La soirée a été ouverte par T. S. Brooks. Cet américain joue un folk acoustique, et l’ambiance dans la petite salle des Vignerons était idéale pour ce type de musique. Les spectateurs encore peu nombreux (car il est à peine 18 heures) s’installent sur le parquet devant la scène minuscule. Il n’y a quasiment aucune séparation entre l’artiste est le public. Assis sur un tabouret avec sa guitare acoustique, T. S. Brooks nous fait voyager avec ses morceaux légèrement mélancoliques – on se croirait presque dans les prairies de l’ouest américain. Bien qu’il soit un artiste moderne, ces chansons auraient pu facilement être écrites il y a 50 ans. Sa voix est très agréable et la musique est mélodieuse. Les spectateurs sont conquis par son talent par sa spontanéité et les anecdotes qu’il nous raconte entre les chansons. Après un applaudissement très chaleureux récompensant sa prestation, T. S. Brooks prend une bière et s’assoit sur le sol pour voir le concert suivant. On ne se formalise pas à Heartland festival.
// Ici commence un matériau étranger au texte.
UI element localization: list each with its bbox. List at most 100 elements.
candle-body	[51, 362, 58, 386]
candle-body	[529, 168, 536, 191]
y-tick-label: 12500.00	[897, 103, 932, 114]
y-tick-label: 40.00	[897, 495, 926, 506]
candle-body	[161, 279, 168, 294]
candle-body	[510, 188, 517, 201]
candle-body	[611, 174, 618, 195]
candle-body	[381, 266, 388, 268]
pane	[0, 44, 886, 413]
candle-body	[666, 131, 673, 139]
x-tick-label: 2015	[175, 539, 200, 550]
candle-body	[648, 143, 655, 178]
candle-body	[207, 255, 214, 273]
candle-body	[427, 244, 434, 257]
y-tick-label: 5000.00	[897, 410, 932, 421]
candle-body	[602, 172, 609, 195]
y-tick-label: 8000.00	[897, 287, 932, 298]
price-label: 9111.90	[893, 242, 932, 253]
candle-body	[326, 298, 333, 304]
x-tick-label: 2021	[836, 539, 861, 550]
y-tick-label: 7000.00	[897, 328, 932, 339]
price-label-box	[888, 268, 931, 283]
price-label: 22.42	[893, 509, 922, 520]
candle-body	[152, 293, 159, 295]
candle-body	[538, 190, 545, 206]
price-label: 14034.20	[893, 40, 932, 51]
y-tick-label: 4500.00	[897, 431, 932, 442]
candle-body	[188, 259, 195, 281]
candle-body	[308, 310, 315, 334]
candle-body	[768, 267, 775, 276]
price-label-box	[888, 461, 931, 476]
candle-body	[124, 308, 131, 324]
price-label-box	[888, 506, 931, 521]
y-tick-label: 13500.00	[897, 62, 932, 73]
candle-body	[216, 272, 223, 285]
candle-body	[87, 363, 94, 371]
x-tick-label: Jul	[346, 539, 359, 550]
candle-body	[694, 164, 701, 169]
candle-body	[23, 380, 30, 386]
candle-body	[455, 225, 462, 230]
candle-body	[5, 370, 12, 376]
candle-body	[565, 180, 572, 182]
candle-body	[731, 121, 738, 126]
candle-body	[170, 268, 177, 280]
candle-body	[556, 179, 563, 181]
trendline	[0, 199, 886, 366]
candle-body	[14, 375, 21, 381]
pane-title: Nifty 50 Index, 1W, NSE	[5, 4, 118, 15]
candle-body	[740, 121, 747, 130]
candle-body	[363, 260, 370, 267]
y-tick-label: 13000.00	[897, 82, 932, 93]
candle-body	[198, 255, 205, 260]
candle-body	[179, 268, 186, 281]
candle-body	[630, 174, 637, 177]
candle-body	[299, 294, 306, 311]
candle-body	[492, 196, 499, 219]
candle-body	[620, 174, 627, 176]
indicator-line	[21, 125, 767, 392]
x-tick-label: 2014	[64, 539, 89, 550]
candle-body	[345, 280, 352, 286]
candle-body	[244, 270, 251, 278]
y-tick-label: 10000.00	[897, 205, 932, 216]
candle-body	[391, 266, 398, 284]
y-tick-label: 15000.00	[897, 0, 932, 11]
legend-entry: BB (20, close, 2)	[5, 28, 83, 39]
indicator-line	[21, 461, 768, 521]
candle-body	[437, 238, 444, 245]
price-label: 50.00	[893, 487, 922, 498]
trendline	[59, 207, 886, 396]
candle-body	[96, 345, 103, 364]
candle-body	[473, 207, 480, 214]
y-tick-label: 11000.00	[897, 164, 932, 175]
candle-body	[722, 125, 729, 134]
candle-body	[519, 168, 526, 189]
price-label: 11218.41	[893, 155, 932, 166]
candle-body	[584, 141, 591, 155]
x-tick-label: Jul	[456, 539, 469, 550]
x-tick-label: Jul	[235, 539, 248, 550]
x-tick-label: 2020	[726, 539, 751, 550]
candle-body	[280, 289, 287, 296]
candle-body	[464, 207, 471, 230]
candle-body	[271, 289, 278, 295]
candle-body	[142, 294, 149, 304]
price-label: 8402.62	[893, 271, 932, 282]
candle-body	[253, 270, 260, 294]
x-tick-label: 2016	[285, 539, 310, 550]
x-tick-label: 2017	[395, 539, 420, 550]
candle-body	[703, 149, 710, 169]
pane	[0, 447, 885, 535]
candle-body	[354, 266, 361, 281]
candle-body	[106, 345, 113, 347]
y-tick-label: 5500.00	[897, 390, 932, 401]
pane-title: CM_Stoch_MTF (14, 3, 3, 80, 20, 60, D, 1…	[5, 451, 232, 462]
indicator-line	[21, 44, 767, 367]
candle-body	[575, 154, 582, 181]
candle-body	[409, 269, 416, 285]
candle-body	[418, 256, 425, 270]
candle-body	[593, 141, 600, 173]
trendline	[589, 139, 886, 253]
En deuxième concert , Jim White, le musicien qui utilise habilement le country et le folk pour écrire des chansons très personnelles. Il n’est pas seul sur scène – un guitariste, un bassiste et une jeune chanteuse l’accompagnent. Mais même si le respect qu’il a pour ces musiciens est évident, on remarque bien qu’ils sont là pour l’aider à réaliser sa propre vision musicale, et pas pour faire une vrai collaboration. Plusieurs fois durant le concert, Jim se dit être « en rémission » et avoue qu’il se sort plutôt bien de ses dépressions. La musique qu’il crée est un moyen pour lui de comprendre le monde autour de lui et de se comprendre soi-même.
Un des moments les plus intenses de la soirée s’est lorsqu’il a joué son morceau décrivant la solitude complète ressentie pendant un Noël. Mais il ne faut pas croire que le concert était déprimant. Bien au contraire, Jim White est un observateur perspicace de tout de ce qui passe autour de lui, et on était mort de rire quand il nous racontait et chantait avec beaucoup d’humour l’histoire d’un paresseux alcoolique qui se prépare toujours à remettre sa vie en ordre, ou des pratiques curieuses des évangélistes de Florida. Un concert très intime qui nous a donné envie d’en savoir encore un peu plus sur l’artiste.